The goal is the most ambitious yet for the Detroit automaker in its electric vehicle push. Farley has previously said the company plans to be the second best-selling automaker of EVs in the U.S., behind Tesla, by mid-decade.
“We plan to challenge Tesla and all comers to become the top EV maker in the world,” Farley said during a production launch event for the electric F-150 Lightning pickup. “That’s something that no one would have believed just two years ago from us. They’re going to look at this truck and believe it.”

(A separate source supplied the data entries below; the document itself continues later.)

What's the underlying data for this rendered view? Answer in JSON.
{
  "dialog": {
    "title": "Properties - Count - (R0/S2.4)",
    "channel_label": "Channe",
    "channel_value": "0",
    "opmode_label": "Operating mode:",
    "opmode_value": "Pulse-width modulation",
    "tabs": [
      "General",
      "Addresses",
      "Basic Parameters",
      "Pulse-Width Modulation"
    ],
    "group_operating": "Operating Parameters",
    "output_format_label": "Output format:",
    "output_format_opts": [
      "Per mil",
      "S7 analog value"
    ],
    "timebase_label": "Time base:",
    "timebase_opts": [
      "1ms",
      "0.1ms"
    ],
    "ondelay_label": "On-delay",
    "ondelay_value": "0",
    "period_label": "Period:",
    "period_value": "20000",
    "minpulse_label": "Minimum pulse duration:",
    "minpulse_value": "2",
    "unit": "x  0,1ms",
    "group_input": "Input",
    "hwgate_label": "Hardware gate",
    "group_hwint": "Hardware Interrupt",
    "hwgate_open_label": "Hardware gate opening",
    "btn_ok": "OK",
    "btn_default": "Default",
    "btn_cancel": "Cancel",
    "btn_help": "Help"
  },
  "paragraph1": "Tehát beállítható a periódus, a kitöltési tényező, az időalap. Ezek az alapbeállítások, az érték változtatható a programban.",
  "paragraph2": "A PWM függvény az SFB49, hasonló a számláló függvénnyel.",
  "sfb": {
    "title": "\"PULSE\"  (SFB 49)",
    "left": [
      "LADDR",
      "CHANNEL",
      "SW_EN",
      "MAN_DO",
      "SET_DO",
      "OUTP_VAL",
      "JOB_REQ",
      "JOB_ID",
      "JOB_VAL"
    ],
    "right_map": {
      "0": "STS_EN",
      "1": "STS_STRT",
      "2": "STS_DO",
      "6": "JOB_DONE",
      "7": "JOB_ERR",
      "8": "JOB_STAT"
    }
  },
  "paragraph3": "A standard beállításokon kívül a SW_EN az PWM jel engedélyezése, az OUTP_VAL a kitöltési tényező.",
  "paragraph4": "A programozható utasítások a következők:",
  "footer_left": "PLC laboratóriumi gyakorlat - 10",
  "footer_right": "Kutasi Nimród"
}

Farley declined to put a timeframe on when the company could top Tesla. However, he said it will come down to product execution over the next four years and said the company has “every intention” of being the top electric pickup maker in the world.

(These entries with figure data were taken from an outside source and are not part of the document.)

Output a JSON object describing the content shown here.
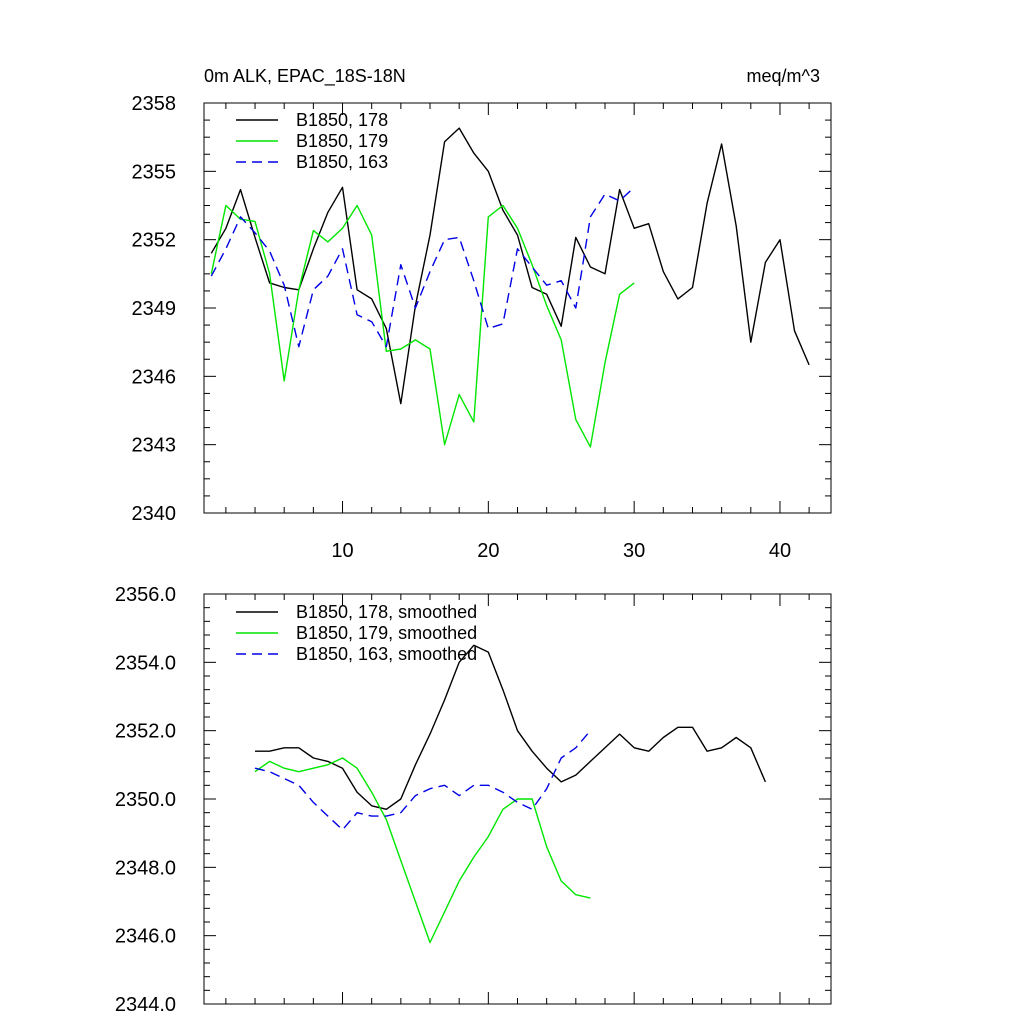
{
  "header": {
    "left_title": "0m ALK, EPAC_18S-18N",
    "right_title": "meq/m^3"
  },
  "chart_data": [
    {
      "type": "line",
      "title": "0m ALK, EPAC_18S-18N",
      "units": "meq/m^3",
      "xlim": [
        0.5,
        43.5
      ],
      "ylim": [
        2340,
        2358
      ],
      "xticks": [
        10,
        20,
        30,
        40
      ],
      "xtick_labels": [
        "10",
        "20",
        "30",
        "40"
      ],
      "yticks": [
        2340,
        2343,
        2346,
        2349,
        2352,
        2355,
        2358
      ],
      "ytick_labels": [
        "2340",
        "2343",
        "2346",
        "2349",
        "2352",
        "2355",
        "2358"
      ],
      "legend_position": "top-left",
      "series": [
        {
          "name": "B1850, 178",
          "color": "#000000",
          "dash": "solid",
          "x": [
            1,
            2,
            3,
            4,
            5,
            6,
            7,
            8,
            9,
            10,
            11,
            12,
            13,
            14,
            15,
            16,
            17,
            18,
            19,
            20,
            21,
            22,
            23,
            24,
            25,
            26,
            27,
            28,
            29,
            30,
            31,
            32,
            33,
            34,
            35,
            36,
            37,
            38,
            39,
            40,
            41,
            42
          ],
          "values": [
            2351.4,
            2352.5,
            2354.2,
            2352.1,
            2350.1,
            2349.9,
            2349.8,
            2351.6,
            2353.2,
            2354.3,
            2349.8,
            2349.4,
            2348.1,
            2344.8,
            2349.1,
            2352.2,
            2356.3,
            2356.9,
            2355.8,
            2355.0,
            2353.3,
            2352.2,
            2349.9,
            2349.6,
            2348.2,
            2352.1,
            2350.8,
            2350.5,
            2354.2,
            2352.5,
            2352.7,
            2350.6,
            2349.4,
            2349.9,
            2353.6,
            2356.2,
            2352.6,
            2347.5,
            2351.0,
            2352.0,
            2348.0,
            2346.5
          ]
        },
        {
          "name": "B1850, 179",
          "color": "#00e600",
          "dash": "solid",
          "x": [
            1,
            2,
            3,
            4,
            5,
            6,
            7,
            8,
            9,
            10,
            11,
            12,
            13,
            14,
            15,
            16,
            17,
            18,
            19,
            20,
            21,
            22,
            23,
            24,
            25,
            26,
            27,
            28,
            29,
            30
          ],
          "values": [
            2350.5,
            2353.5,
            2352.9,
            2352.8,
            2350.5,
            2345.8,
            2349.8,
            2352.4,
            2351.9,
            2352.5,
            2353.5,
            2352.2,
            2347.1,
            2347.2,
            2347.6,
            2347.2,
            2343.0,
            2345.2,
            2344.0,
            2353.0,
            2353.5,
            2352.5,
            2350.9,
            2349.1,
            2347.6,
            2344.1,
            2342.9,
            2346.6,
            2349.6,
            2350.1
          ]
        },
        {
          "name": "B1850, 163",
          "color": "#0000e6",
          "dash": "dashed",
          "x": [
            1,
            2,
            3,
            4,
            5,
            6,
            7,
            8,
            9,
            10,
            11,
            12,
            13,
            14,
            15,
            16,
            17,
            18,
            19,
            20,
            21,
            22,
            23,
            24,
            25,
            26,
            27,
            28,
            29,
            30
          ],
          "values": [
            2350.4,
            2351.6,
            2353.0,
            2352.3,
            2351.5,
            2350.0,
            2347.3,
            2349.8,
            2350.4,
            2351.6,
            2348.7,
            2348.4,
            2347.3,
            2350.9,
            2349.0,
            2350.6,
            2352.0,
            2352.1,
            2350.2,
            2348.1,
            2348.3,
            2351.6,
            2350.8,
            2350.0,
            2350.2,
            2349.0,
            2353.0,
            2354.0,
            2353.7,
            2354.3
          ]
        }
      ]
    },
    {
      "type": "line",
      "title": "",
      "xlim": [
        0.5,
        43.5
      ],
      "ylim": [
        2344.0,
        2356.0
      ],
      "xticks": [
        10,
        20,
        30,
        40
      ],
      "xtick_labels": [
        "",
        "",
        "",
        ""
      ],
      "yticks": [
        2344.0,
        2346.0,
        2348.0,
        2350.0,
        2352.0,
        2354.0,
        2356.0
      ],
      "ytick_labels": [
        "2344.0",
        "2346.0",
        "2348.0",
        "2350.0",
        "2352.0",
        "2354.0",
        "2356.0"
      ],
      "legend_position": "top-left",
      "series": [
        {
          "name": "B1850, 178, smoothed",
          "color": "#000000",
          "dash": "solid",
          "x": [
            4,
            5,
            6,
            7,
            8,
            9,
            10,
            11,
            12,
            13,
            14,
            15,
            16,
            17,
            18,
            19,
            20,
            21,
            22,
            23,
            24,
            25,
            26,
            27,
            28,
            29,
            30,
            31,
            32,
            33,
            34,
            35,
            36,
            37,
            38,
            39
          ],
          "values": [
            2351.4,
            2351.4,
            2351.5,
            2351.5,
            2351.2,
            2351.1,
            2350.9,
            2350.2,
            2349.8,
            2349.7,
            2350.0,
            2351.0,
            2351.9,
            2352.9,
            2354.0,
            2354.5,
            2354.3,
            2353.2,
            2352.0,
            2351.4,
            2350.9,
            2350.5,
            2350.7,
            2351.1,
            2351.5,
            2351.9,
            2351.5,
            2351.4,
            2351.8,
            2352.1,
            2352.1,
            2351.4,
            2351.5,
            2351.8,
            2351.5,
            2350.5
          ]
        },
        {
          "name": "B1850, 179, smoothed",
          "color": "#00e600",
          "dash": "solid",
          "x": [
            4,
            5,
            6,
            7,
            8,
            9,
            10,
            11,
            12,
            13,
            14,
            15,
            16,
            17,
            18,
            19,
            20,
            21,
            22,
            23,
            24,
            25,
            26,
            27
          ],
          "values": [
            2350.8,
            2351.1,
            2350.9,
            2350.8,
            2350.9,
            2351.0,
            2351.2,
            2350.9,
            2350.2,
            2349.4,
            2348.2,
            2347.0,
            2345.8,
            2346.7,
            2347.6,
            2348.3,
            2348.9,
            2349.7,
            2350.0,
            2350.0,
            2348.6,
            2347.6,
            2347.2,
            2347.1
          ]
        },
        {
          "name": "B1850, 163, smoothed",
          "color": "#0000e6",
          "dash": "dashed",
          "x": [
            4,
            5,
            6,
            7,
            8,
            9,
            10,
            11,
            12,
            13,
            14,
            15,
            16,
            17,
            18,
            19,
            20,
            21,
            22,
            23,
            24,
            25,
            26,
            27
          ],
          "values": [
            2350.9,
            2350.8,
            2350.6,
            2350.4,
            2349.9,
            2349.5,
            2349.1,
            2349.6,
            2349.5,
            2349.5,
            2349.6,
            2350.1,
            2350.3,
            2350.4,
            2350.1,
            2350.4,
            2350.4,
            2350.2,
            2349.9,
            2349.7,
            2350.3,
            2351.2,
            2351.5,
            2352.0
          ]
        }
      ]
    }
  ]
}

“All we can control is the next four years, the next cycle of product,” Farley told reporters after the event, citing upcoming new products as well as investments in new supplies of vehicle batteries and technologies.
Ford has a lot to do to catch Tesla. The company plans to have the capability of producing 600,000 EVs by next year, including 150,000 F-150 Lightnings and 200,000 Ford Mach-E crossovers, Farley said. That compares with Tesla that delivered more than 930,000 EVs last year.
Ford said it plans to have the capacity to produce 2 million EVs globally by 2026.
Farley said Ford has already produced 2,000 F-150 Lightnings during the vehicle’s first two weeks of production at a plant in Dearborn, Michigan. Rivian, which started production last fall, produced about 2,500 vehicles, including R1T electric pickups, during the first quarter.